Webpage Title for High Search Engine Rankings


Your webpage title (that appears in the browser window) is the most important aspect of your page. Search Engines give words in your title the highest relevancy to any search. Choosing a good title is critical to your search engine rankings.

    You will want to work as many keywords as possible into your title. However
    your title is what is displayed in search results, so it is also important
    that people are willing to click on it. If you have a string of unrelated
    keywords and your page comes up first, most people will pass it by in
    favor of a more descriptive link. Being first on the page isn’t going
    to help, if people wont click on the link.

    After a search engine robot or crawler retrieves your page and passes
    it to an indexing program, it will start with the words in the title and
    begin looking for those words in the text on the page. Most search engines
    will flag any page where words are in the title, but not in the page. This
    is why front door pages often fail miserably on search engines. If you
    have a site “Bob TV sales and Service” and your doorway page does not
    mention Bob, TV’s, sales or server, the page is going to be way down
    in the rankings for TVs.

    The length of your title, should not go over 50 characters. Most search
    engines will ignore anything over 50 characters in the title (except
    Altavista and Infoseek). If you are creating custom pages for each
    search engine, you can use up to 80 chars for Alta and Infoseek.

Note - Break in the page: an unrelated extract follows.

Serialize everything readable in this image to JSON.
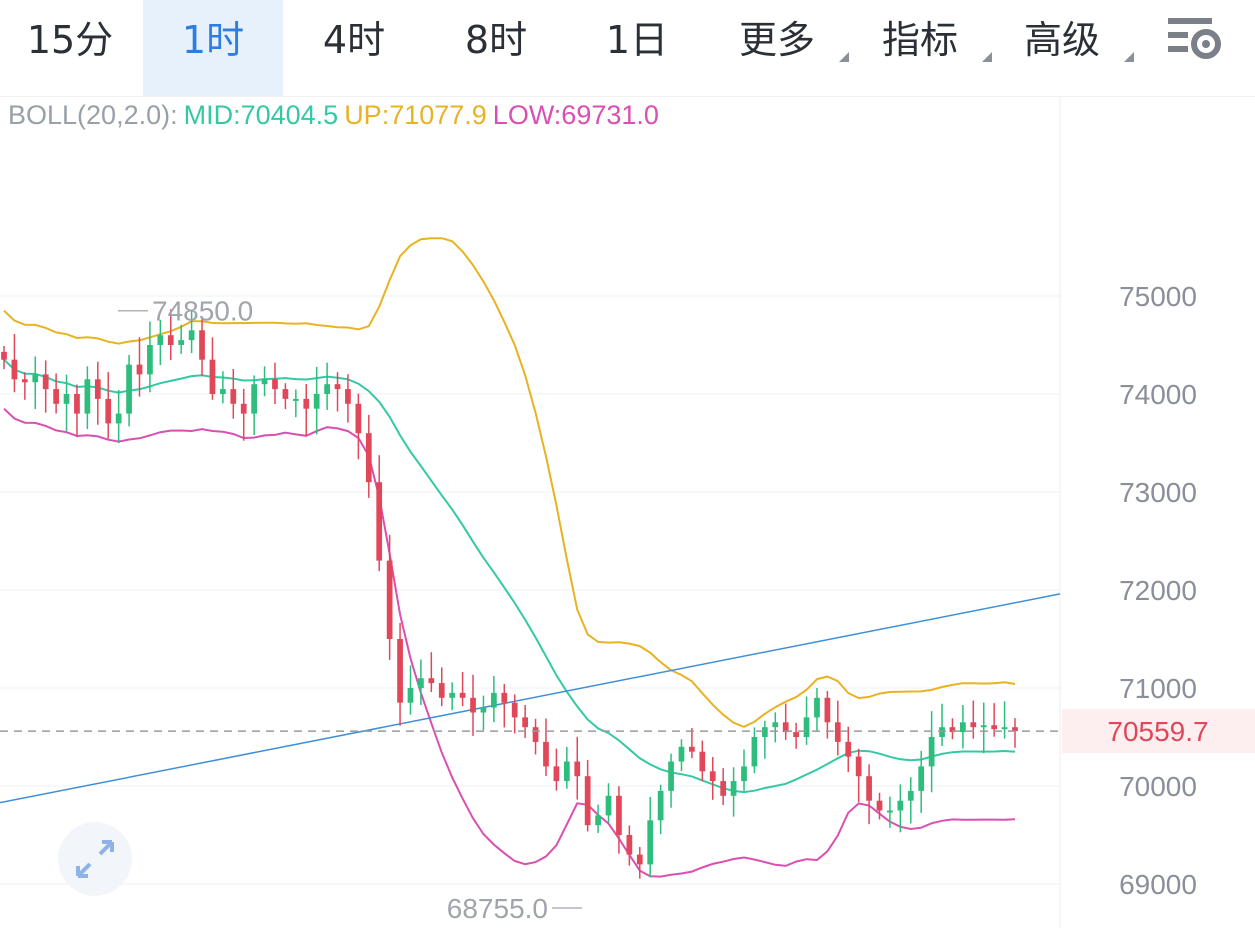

    It used to be that search engines worked solely on keyword density (count
    of keywords in the document) – this is still true to a degree, but not
    nearly as much. Formerly, you could have a page with “Bobs Television” and
    a search on “bobs television” would put you first in the rankings for
    a perfect match. Now days, document length is starting to get higher relevancy.
    The search engines have caught onto all of the short doorway pages and
    have begun giving higher credence to longer documents.